I want to get massive amounts of seeds started outdoors before
planting them in the garden. So I need gentle sun but not full hot
What would be the best way to do this while still keeping birds and
squirrels out of it?
I'm thinking of building a potting table with an outside edge, and
then putting a seed sprouting bed in the center area, covered with
a 1/4" wirecloth squares hinged top.
I have no idea on the birds or squirls, but something I would like to
point out about sprouting seed outdoors, on a potting table.
In Denver, this time of year, I think your results will be poor.
Reason: Your soil will cool to the outside temperature at night(not
the ground temperature).
Nature uses temperature and moisture as a "key" to tell a seed when to
germinate. Example: Crabgrass seed will germinate when ground
temperature remains above 50F for 5 consecutive nights(if there is
sufficient moisture). Every species has it't own reqirement.

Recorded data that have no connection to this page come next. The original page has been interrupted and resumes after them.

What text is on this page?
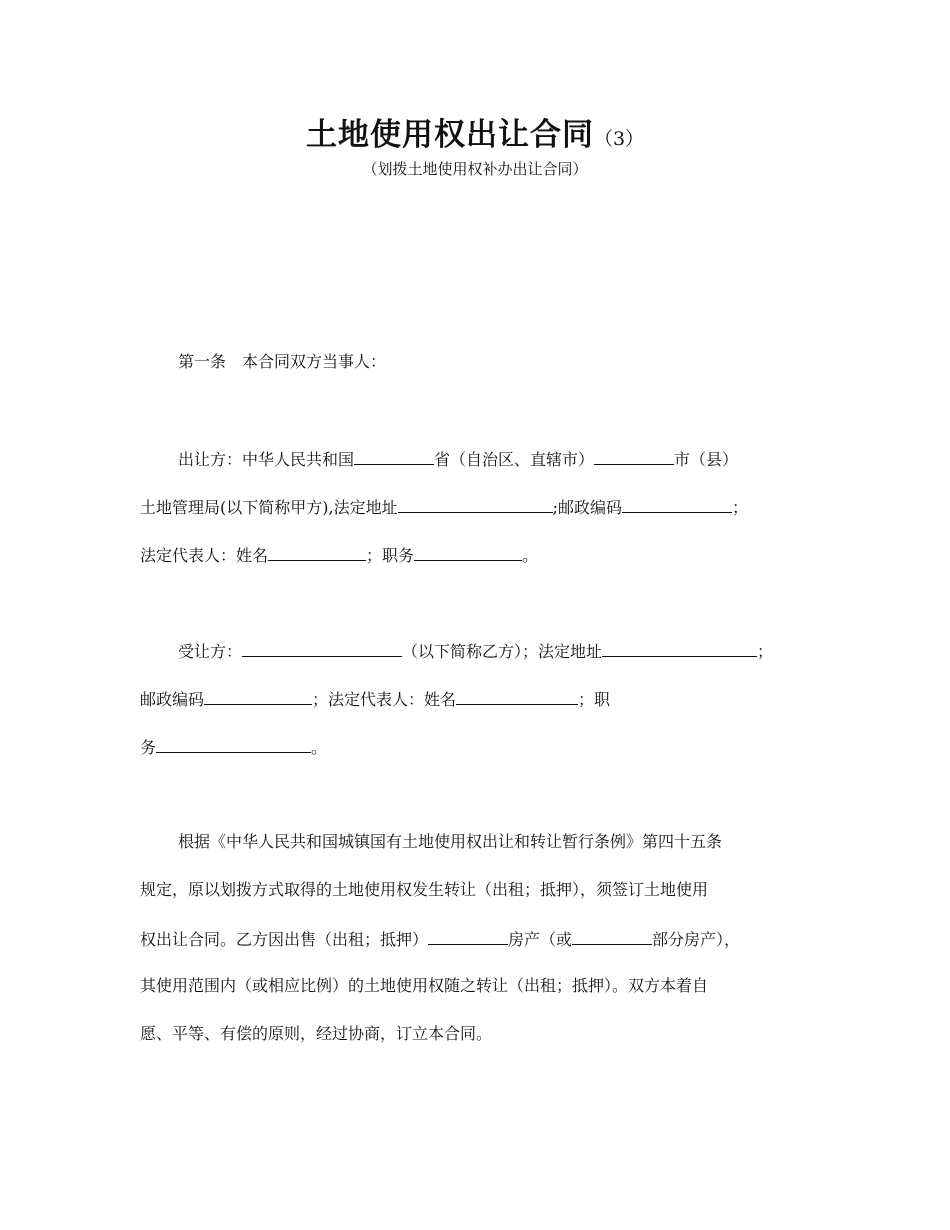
土地使用权出让合同（3）
（划拨土地使用权补办出让合同）
第一条　本合同双方当事人：
出让方：中华人民共和国	省（自治区、直辖市）	市（县）
土地管理局(以下简称甲方),法定地址	;邮政编码	；
法定代表人：姓名	；职务	。
受让方：	（以下简称乙方）；法定地址	；
邮政编码	；法定代表人：姓名	；职
务	。
根据《中华人民共和国城镇国有土地使用权出让和转让暂行条例》第四十五条
规定，原以划拨方式取得的土地使用权发生转让（出租；抵押），须签订土地使用
权出让合同。乙方因出售（出租；抵押）	房产（或	部分房产），
其使用范围内（或相应比例）的土地使用权随之转让（出租；抵押）。双方本着自
愿、平等、有偿的原则，经过协商，订立本合同。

Good luck on your project. Oldtimer.
I agree, with regard to temperatures. If the OP still wants to try this, she
should get a roll of fence wire and create cages over the table. Attach dark
window screen or burlap to the cages to shade the seedlings. She should also
keep in mind that the pots of 6-packs may still dry out very quickly, just
due to wind, unless she's home all day, every day, to water them.
Bad idea, probably.
I agree with the others and suggest starting your seeds indoors where the
temperature is more steady. You can move them outside right after they have
If space indoors is a problem, start many together in a light starter medium
like vermiculite, peat moss, or perlite and distribute the seedlings into
their growing pots after they have sprouted.

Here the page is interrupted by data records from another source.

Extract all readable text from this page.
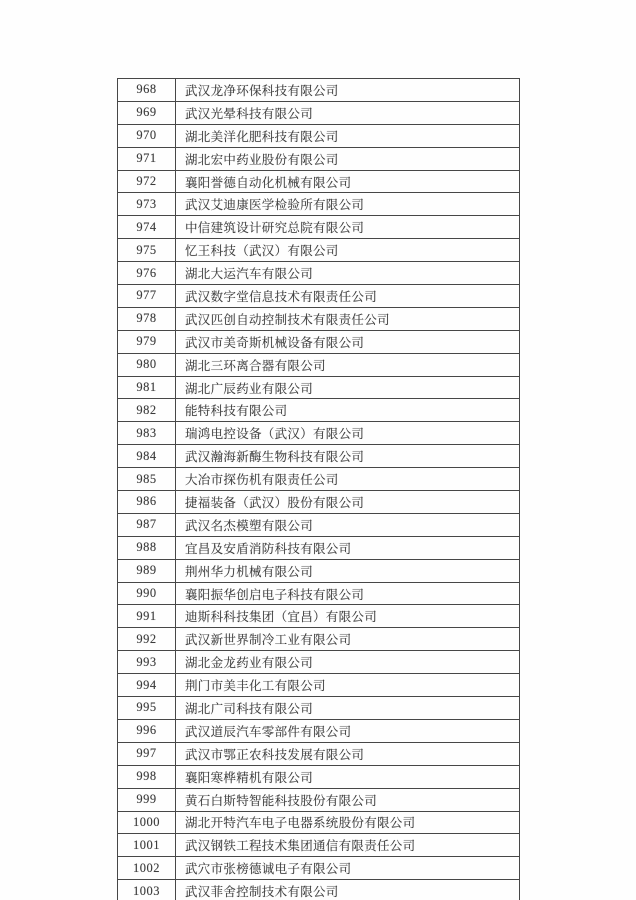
968	武汉龙净环保科技有限公司
969	武汉光晕科技有限公司
970	湖北美洋化肥科技有限公司
971	湖北宏中药业股份有限公司
972	襄阳誉德自动化机械有限公司
973	武汉艾迪康医学检验所有限公司
974	中信建筑设计研究总院有限公司
975	忆王科技（武汉）有限公司
976	湖北大运汽车有限公司
977	武汉数字堂信息技术有限责任公司
978	武汉匹创自动控制技术有限责任公司
979	武汉市美奇斯机械设备有限公司
980	湖北三环离合器有限公司
981	湖北广辰药业有限公司
982	能特科技有限公司
983	瑞鸿电控设备（武汉）有限公司
984	武汉瀚海新酶生物科技有限公司
985	大冶市探伤机有限责任公司
986	捷福装备（武汉）股份有限公司
987	武汉名杰模塑有限公司
988	宜昌及安盾消防科技有限公司
989	荆州华力机械有限公司
990	襄阳振华创启电子科技有限公司
991	迪斯科科技集团（宜昌）有限公司
992	武汉新世界制冷工业有限公司
993	湖北金龙药业有限公司
994	荆门市美丰化工有限公司
995	湖北广司科技有限公司
996	武汉道辰汽车零部件有限公司
997	武汉市鄂正农科技发展有限公司
998	襄阳寒桦精机有限公司
999	黄石白斯特智能科技股份有限公司
1000	湖北开特汽车电子电器系统股份有限公司
1001	武汉钢铁工程技术集团通信有限责任公司
1002	武穴市张榜德诚电子有限公司
1003	武汉菲舍控制技术有限公司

I tried that with some peat pots indoors, but as soon as I put the
seedlings out, something is digging them up and/or eating them out
there. Squirrels? I mean I'm finding holes in the ground where I
planted the seedlings in the peat pots. Or eaten off tops.

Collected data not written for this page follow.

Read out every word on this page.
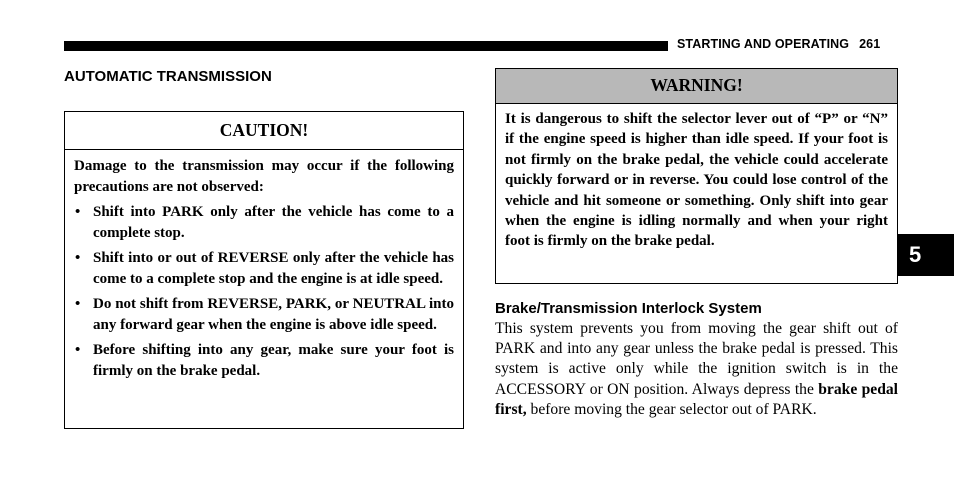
STARTING AND OPERATING 261
AUTOMATIC TRANSMISSION
CAUTION!

Damage to the transmission may occur if the following precautions are not observed:

• Shift into PARK only after the vehicle has come to a complete stop.
• Shift into or out of REVERSE only after the vehicle has come to a complete stop and the engine is at idle speed.
• Do not shift from REVERSE, PARK, or NEUTRAL into any forward gear when the engine is above idle speed.
• Before shifting into any gear, make sure your foot is firmly on the brake pedal.
WARNING!
It is dangerous to shift the selector lever out of “P” or “N” if the engine speed is higher than idle speed. If your foot is not firmly on the brake pedal, the vehicle could accelerate quickly forward or in reverse. You could lose control of the vehicle and hit someone or something. Only shift into gear when the engine is idling normally and when your right foot is firmly on the brake pedal.
Brake/Transmission Interlock System
This system prevents you from moving the gear shift out of PARK and into any gear unless the brake pedal is pressed. This system is active only while the ignition switch is in the ACCESSORY or ON position. Always depress the brake pedal first, before moving the gear selector out of PARK.
5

So I'm thinking that I could start the seeds indoors, but I still
need a protected table with 1/4" wire cloth screen over it, to let
them get bigger before planing them in the ground. I might report
them there and let them grow into good sized seedlings before
Well, 6 inch plants will be six times more tasty than 1 inch plants.
You should try
planting inside a wire cage. I find the squirrels are reluctant to go
inside these cages,
possibly because they suspect it is some kind of trap. If that doesn't
stop them, you
will have to enclose the tops, as well.